Et il existe de nombreuses autres causes de démence.
L'important,
c'est que la démence n'est pas la même chose que la maladie d'Alzheimer
et que quiconque prétend le contraire fait preuve d'une
irresponsabilité flagrante, qu'il s'agisse d'un médecin, d'une
infirmière, d'un travailleur humanitaire ou d'un employé d'une
entreprise pharmaceutique.
Le scandale de la démence/maladie
d'Alzheimer est l'un des plus grands scandales médicaux de l'histoire et
je soupçonne que les politiques actuelles exposent les médecins, les
hôpitaux et les laboratoires à la plus grande action collective de
l'histoire de la médecine.
En raison de l'ignorance et de la
négligence des médecins, et à cause de la désinformation délibérée
diffusée par une combinaison mortelle de compagnies pharmaceutiques et
d'organismes caritatifs spécialisés, des centaines de milliers de
patients ont reçu un diagnostic par défaut de maladie d'Alzheimer sans
qu'aucune enquête appropriée n'ait jamais été menée.
Le problème
sous-jacent et caché est que la politique médicale relative à la
classification, au diagnostic et au traitement de la démence est définie
et orientée par les laboratoires pharmaceutiques, qui contrôlent le
système de santé depuis plusieurs années et qui gèrent la médecine de
manière à servir au mieux leurs propres intérêts commerciaux. Cela
signifie inciter les médecins à poser des diagnostics commercialement
avantageux, puis promouvoir et vendre de grandes quantités de
médicaments coûteux et rentables, mais souvent largement inefficaces.

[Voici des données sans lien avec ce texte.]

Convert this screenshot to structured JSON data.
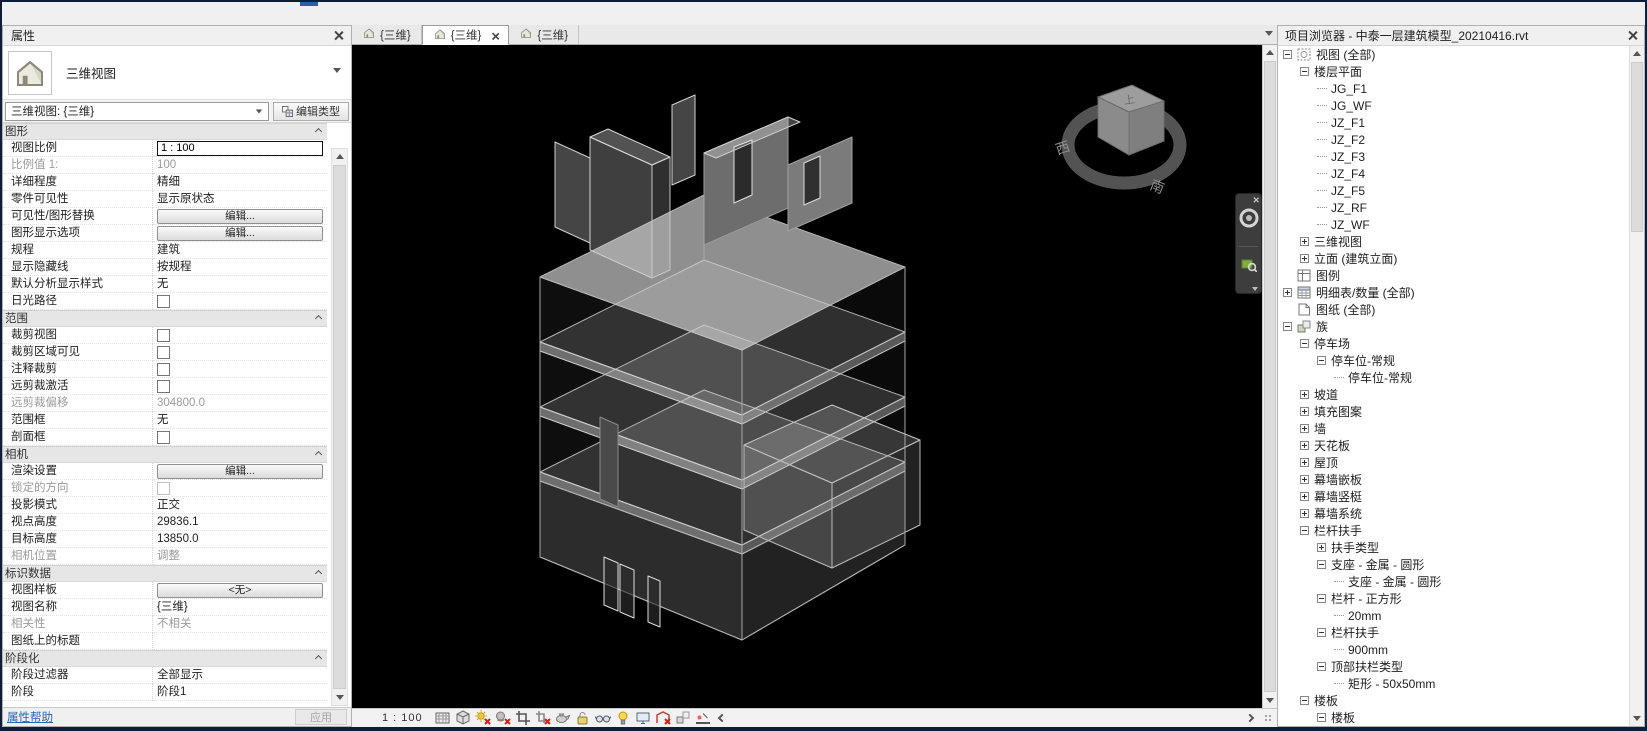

(Faire des profits est, bien sûr, l'objectif principal.) raison d'être de l'industrie pharmaceutique. Le corps médical, qui s'est vendu à l'industrie pharmaceutique, est bien plus coupable.
Je
reviendrai dans un instant sur la question de la démence, mais je dois
faire une petite digression ici pour souligner que ce n'est évidemment
pas seulement dans le diagnostic et le traitement de la démence que les
sociétés pharmaceutiques ont établi des principes avantageux.
L'augmentation
massive du nombre d'enfants diagnostiqués comme asthmatiques est une
conséquence directe de la propagande des laboratoires pharmaceutiques.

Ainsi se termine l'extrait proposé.